Description: Query all conditions are satisfied with the results

Input:

1
2
3 4 5 6 7 8 9
Ten
11
Post/test1/account/_search {"Query": {"bool": {"should":
      [
        {"Match_phrase": {"Address": "986 Wyckoff Avenue "}},
        {" Match_phrase ": {" address ":" 963 Neptune Avenue "}}}}

Description: Query has a result that satisfies the condition
Input:

1
2
3 4 5 6 7 8 9
Ten
11
Post/test1/account/_search {"Query": {"bool": {"
      must_not": [
        {match]: {"City": " Eastvale '}},
        {' match ': {' city ': ' Olney '}}}}

Description: Query is not satisfied with the result of the condition

You can use must, Must_not, and should in the query SDL
Input:

1
2
3
4 5 6 7 8
9
ten
13
Post/test1/account/_search {"Query": {"bool": {"
      must": [{"
        match": {"Age":}
      ],
      ' Must_not ': [
        {' match ': {' city ': ' Steinhatchee '}
  }}}

Filters Query

Contact Us

The content source of this page is from Internet, which doesn't represent Alibaba Cloud's opinion; products and services mentioned on that page don't have any relationship with Alibaba Cloud. If the content of the page makes you feel confusing, please write us an email, we will handle the problem within 5 days after receiving your email.

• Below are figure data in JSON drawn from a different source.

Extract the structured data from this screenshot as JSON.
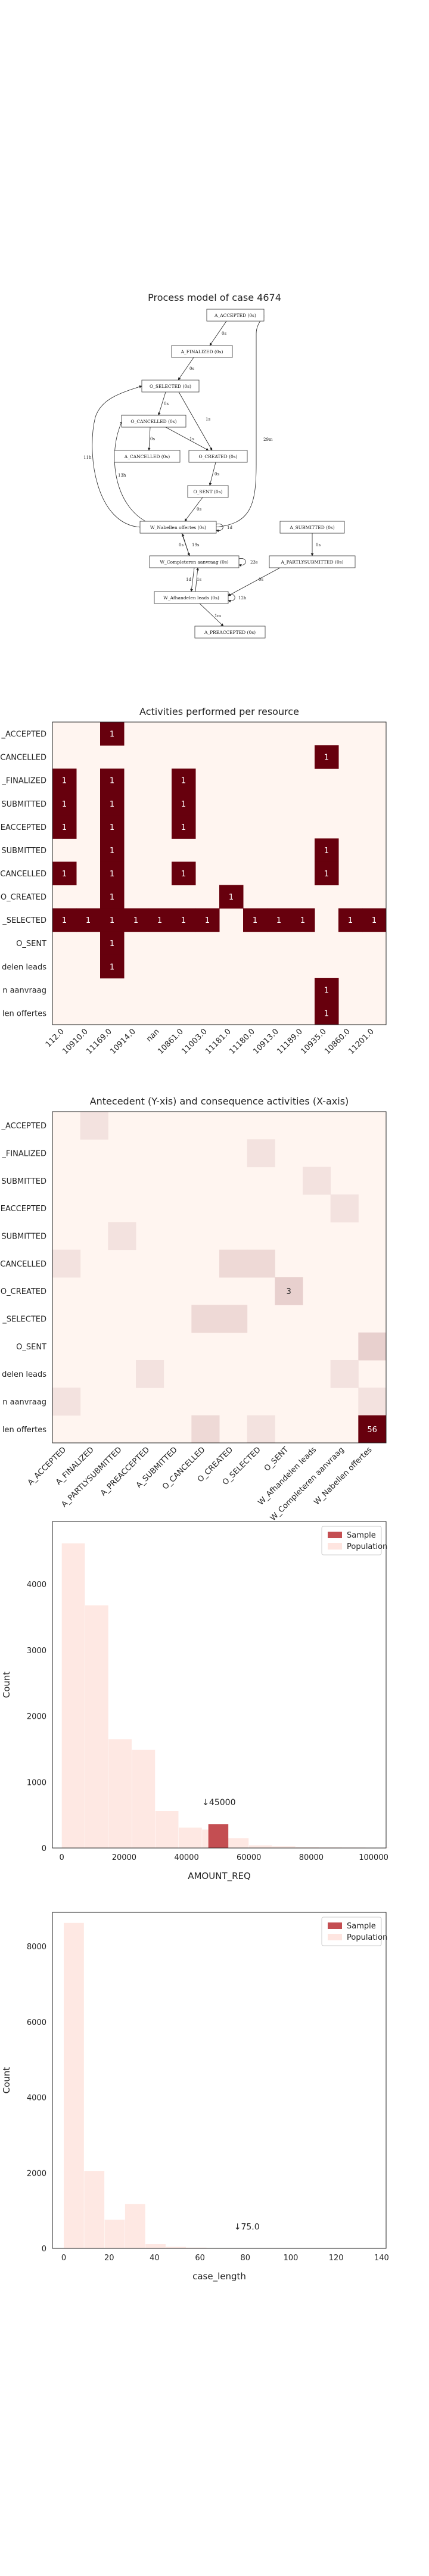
{
  "process_model": {
    "title": "Process model of case 4674",
    "nodes": [
      {
        "id": "a_accepted",
        "label": "A_ACCEPTED (0s)"
      },
      {
        "id": "a_finalized",
        "label": "A_FINALIZED (0s)"
      },
      {
        "id": "o_selected",
        "label": "O_SELECTED (0s)"
      },
      {
        "id": "o_cancelled",
        "label": "O_CANCELLED (0s)"
      },
      {
        "id": "a_cancelled",
        "label": "A_CANCELLED (0s)"
      },
      {
        "id": "o_created",
        "label": "O_CREATED (0s)"
      },
      {
        "id": "o_sent",
        "label": "O_SENT (0s)"
      },
      {
        "id": "w_nabellen",
        "label": "W_Nabellen offertes (0s)"
      },
      {
        "id": "a_submitted",
        "label": "A_SUBMITTED (0s)"
      },
      {
        "id": "w_completeren",
        "label": "W_Completeren aanvraag (0s)"
      },
      {
        "id": "a_partly",
        "label": "A_PARTLYSUBMITTED (0s)"
      },
      {
        "id": "w_afhandelen",
        "label": "W_Afhandelen leads (0s)"
      },
      {
        "id": "a_preaccepted",
        "label": "A_PREACCEPTED (0s)"
      }
    ],
    "edges": [
      {
        "from": "a_accepted",
        "to": "a_finalized",
        "label": "0s"
      },
      {
        "from": "a_finalized",
        "to": "o_selected",
        "label": "0s"
      },
      {
        "from": "o_selected",
        "to": "o_cancelled",
        "label": "0s"
      },
      {
        "from": "o_cancelled",
        "to": "a_cancelled",
        "label": "0s"
      },
      {
        "from": "o_cancelled",
        "to": "o_created",
        "label": "1s"
      },
      {
        "from": "o_selected",
        "to": "o_created",
        "label": "1s"
      },
      {
        "from": "o_created",
        "to": "o_sent",
        "label": "0s"
      },
      {
        "from": "o_sent",
        "to": "w_nabellen",
        "label": "0s"
      },
      {
        "from": "w_nabellen",
        "to": "o_selected",
        "label": "11h"
      },
      {
        "from": "w_nabellen",
        "to": "o_cancelled",
        "label": "13h"
      },
      {
        "from": "w_nabellen",
        "to": "a_accepted",
        "label": "29m"
      },
      {
        "from": "w_nabellen",
        "to": "w_nabellen",
        "label": "1d"
      },
      {
        "from": "w_nabellen",
        "to": "w_completeren",
        "label": "0s"
      },
      {
        "from": "w_completeren",
        "to": "w_nabellen",
        "label": "19s"
      },
      {
        "from": "w_completeren",
        "to": "w_completeren",
        "label": "23s"
      },
      {
        "from": "w_completeren",
        "to": "w_afhandelen",
        "label": "1d"
      },
      {
        "from": "w_afhandelen",
        "to": "w_completeren",
        "label": "1s"
      },
      {
        "from": "w_afhandelen",
        "to": "w_afhandelen",
        "label": "12h"
      },
      {
        "from": "a_submitted",
        "to": "a_partly",
        "label": "0s"
      },
      {
        "from": "a_partly",
        "to": "w_afhandelen",
        "label": "0s"
      },
      {
        "from": "w_afhandelen",
        "to": "a_preaccepted",
        "label": "1m"
      }
    ]
  },
  "chart_data": [
    {
      "type": "heatmap",
      "title": "Activities performed per resource",
      "rows": [
        "A_ACCEPTED",
        "A_CANCELLED",
        "A_FINALIZED",
        "A_PARTLYSUBMITTED",
        "A_PREACCEPTED",
        "A_SUBMITTED",
        "O_CANCELLED",
        "O_CREATED",
        "O_SELECTED",
        "O_SENT",
        "W_Afhandelen leads",
        "W_Completeren aanvraag",
        "W_Nabellen offertes"
      ],
      "row_tick_labels": [
        "_ACCEPTED",
        "CANCELLED",
        "_FINALIZED",
        "SUBMITTED",
        "EACCEPTED",
        "SUBMITTED",
        "CANCELLED",
        "O_CREATED",
        "_SELECTED",
        "O_SENT",
        "delen leads",
        "n aanvraag",
        "len offertes"
      ],
      "columns": [
        "112.0",
        "10910.0",
        "11169.0",
        "10914.0",
        "nan",
        "10861.0",
        "11003.0",
        "11181.0",
        "11180.0",
        "10913.0",
        "11189.0",
        "10935.0",
        "10860.0",
        "11201.0"
      ],
      "cell_labels": [
        [
          "",
          "",
          "1",
          "",
          "",
          "",
          "",
          "",
          "",
          "",
          "",
          "",
          "",
          ""
        ],
        [
          "",
          "",
          "",
          "",
          "",
          "",
          "",
          "",
          "",
          "",
          "",
          "1",
          "",
          ""
        ],
        [
          "1",
          "",
          "1",
          "",
          "",
          "1",
          "",
          "",
          "",
          "",
          "",
          "",
          "",
          ""
        ],
        [
          "1",
          "",
          "1",
          "",
          "",
          "1",
          "",
          "",
          "",
          "",
          "",
          "",
          "",
          ""
        ],
        [
          "1",
          "",
          "1",
          "",
          "",
          "1",
          "",
          "",
          "",
          "",
          "",
          "",
          "",
          ""
        ],
        [
          "",
          "",
          "1",
          "",
          "",
          "",
          "",
          "",
          "",
          "",
          "",
          "1",
          "",
          ""
        ],
        [
          "1",
          "",
          "1",
          "",
          "",
          "1",
          "",
          "",
          "",
          "",
          "",
          "1",
          "",
          ""
        ],
        [
          "",
          "",
          "1",
          "",
          "",
          "",
          "",
          "1",
          "",
          "",
          "",
          "",
          "",
          ""
        ],
        [
          "1",
          "1",
          "1",
          "1",
          "1",
          "1",
          "1",
          "",
          "1",
          "1",
          "1",
          "",
          "1",
          "1"
        ],
        [
          "",
          "",
          "1",
          "",
          "",
          "",
          "",
          "",
          "",
          "",
          "",
          "",
          "",
          ""
        ],
        [
          "",
          "",
          "1",
          "",
          "",
          "",
          "",
          "",
          "",
          "",
          "",
          "",
          "",
          ""
        ],
        [
          "",
          "",
          "",
          "",
          "",
          "",
          "",
          "",
          "",
          "",
          "",
          "1",
          "",
          ""
        ],
        [
          "",
          "",
          "",
          "",
          "",
          "",
          "",
          "",
          "",
          "",
          "",
          "1",
          "",
          ""
        ]
      ],
      "colors": {
        "low": "#fff5f0",
        "high": "#67000d"
      }
    },
    {
      "type": "heatmap",
      "title": "Antecedent (Y-xis) and consequence activities (X-axis)",
      "rows": [
        "A_ACCEPTED",
        "A_FINALIZED",
        "A_PARTLYSUBMITTED",
        "A_PREACCEPTED",
        "A_SUBMITTED",
        "O_CANCELLED",
        "O_CREATED",
        "O_SELECTED",
        "O_SENT",
        "W_Afhandelen leads",
        "W_Completeren aanvraag",
        "W_Nabellen offertes"
      ],
      "row_tick_labels": [
        "_ACCEPTED",
        "_FINALIZED",
        "SUBMITTED",
        "EACCEPTED",
        "SUBMITTED",
        "CANCELLED",
        "O_CREATED",
        "_SELECTED",
        "O_SENT",
        "delen leads",
        "n aanvraag",
        "len offertes"
      ],
      "columns": [
        "A_ACCEPTED",
        "A_FINALIZED",
        "A_PARTLYSUBMITTED",
        "A_PREACCEPTED",
        "A_SUBMITTED",
        "O_CANCELLED",
        "O_CREATED",
        "O_SELECTED",
        "O_SENT",
        "W_Afhandelen leads",
        "W_Completeren aanvraag",
        "W_Nabellen offertes"
      ],
      "max_value": 56,
      "cells": [
        {
          "row": 0,
          "col": 1,
          "value": 1
        },
        {
          "row": 1,
          "col": 7,
          "value": 1
        },
        {
          "row": 2,
          "col": 9,
          "value": 1
        },
        {
          "row": 3,
          "col": 10,
          "value": 1
        },
        {
          "row": 4,
          "col": 2,
          "value": 1
        },
        {
          "row": 5,
          "col": 0,
          "value": 1
        },
        {
          "row": 5,
          "col": 6,
          "value": 2
        },
        {
          "row": 5,
          "col": 7,
          "value": 2
        },
        {
          "row": 6,
          "col": 8,
          "value": 3,
          "label": "3"
        },
        {
          "row": 7,
          "col": 5,
          "value": 2
        },
        {
          "row": 7,
          "col": 6,
          "value": 2
        },
        {
          "row": 8,
          "col": 11,
          "value": 3
        },
        {
          "row": 9,
          "col": 3,
          "value": 1
        },
        {
          "row": 9,
          "col": 10,
          "value": 1
        },
        {
          "row": 10,
          "col": 0,
          "value": 1
        },
        {
          "row": 10,
          "col": 11,
          "value": 1
        },
        {
          "row": 11,
          "col": 5,
          "value": 2
        },
        {
          "row": 11,
          "col": 7,
          "value": 1
        },
        {
          "row": 11,
          "col": 11,
          "value": 56,
          "label": "56"
        }
      ],
      "colors": {
        "low": "#fff5f0",
        "high": "#67000d"
      }
    },
    {
      "type": "bar",
      "xlabel": "AMOUNT_REQ",
      "ylabel": "Count",
      "xlim": [
        -3000,
        104000
      ],
      "ylim": [
        0,
        4950
      ],
      "xticks": [
        0,
        20000,
        40000,
        60000,
        80000,
        100000
      ],
      "yticks": [
        0,
        1000,
        2000,
        3000,
        4000
      ],
      "bin_width": 7500,
      "legend_position": "top-right",
      "annotation": {
        "text": "↓45000",
        "x": 45000,
        "y": 650
      },
      "series": [
        {
          "name": "Population",
          "color": "#fee5e0",
          "bins": [
            {
              "x0": 0,
              "count": 4620
            },
            {
              "x0": 7500,
              "count": 3680
            },
            {
              "x0": 15000,
              "count": 1650
            },
            {
              "x0": 22500,
              "count": 1490
            },
            {
              "x0": 30000,
              "count": 560
            },
            {
              "x0": 37500,
              "count": 310
            },
            {
              "x0": 45000,
              "count": 280
            },
            {
              "x0": 52500,
              "count": 150
            },
            {
              "x0": 60000,
              "count": 40
            },
            {
              "x0": 67500,
              "count": 25
            },
            {
              "x0": 75000,
              "count": 15
            },
            {
              "x0": 82500,
              "count": 10
            },
            {
              "x0": 90000,
              "count": 8
            },
            {
              "x0": 97500,
              "count": 5
            }
          ]
        },
        {
          "name": "Sample",
          "color": "#c44e52",
          "bins": [
            {
              "x0": 47000,
              "x1": 53500,
              "count": 360
            }
          ]
        }
      ]
    },
    {
      "type": "bar",
      "xlabel": "case_length",
      "ylabel": "Count",
      "xlim": [
        -5,
        142
      ],
      "ylim": [
        0,
        8900
      ],
      "xticks": [
        0,
        20,
        40,
        60,
        80,
        100,
        120,
        140
      ],
      "yticks": [
        0,
        2000,
        4000,
        6000,
        8000
      ],
      "bin_width": 9,
      "legend_position": "top-right",
      "annotation": {
        "text": "↓75.0",
        "x": 75,
        "y": 500
      },
      "series": [
        {
          "name": "Population",
          "color": "#fee5e0",
          "bins": [
            {
              "x0": 0,
              "count": 8620
            },
            {
              "x0": 9,
              "count": 2050
            },
            {
              "x0": 18,
              "count": 760
            },
            {
              "x0": 27,
              "count": 1170
            },
            {
              "x0": 36,
              "count": 110
            },
            {
              "x0": 45,
              "count": 40
            },
            {
              "x0": 54,
              "count": 20
            },
            {
              "x0": 63,
              "count": 10
            },
            {
              "x0": 72,
              "count": 5
            }
          ]
        },
        {
          "name": "Sample",
          "color": "#c44e52",
          "bins": []
        }
      ]
    }
  ]
}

If you find any instances of plagiarism from the community, please send an email to: info-contact@alibabacloud.com and provide relevant evidence. A staff member will contact you within 5 working days.

A Free Trial That Lets You Build Big!

Start building with 50+ products and up to 12 months usage for Elastic Compute Service

  • Sales Support

    1 on 1 presale consultation

  • After-Sales Support

    24/7 Technical Support 6 Free Tickets per Quarter Faster Response

  • Alibaba Cloud offers highly flexible support services tailored to meet your exact needs.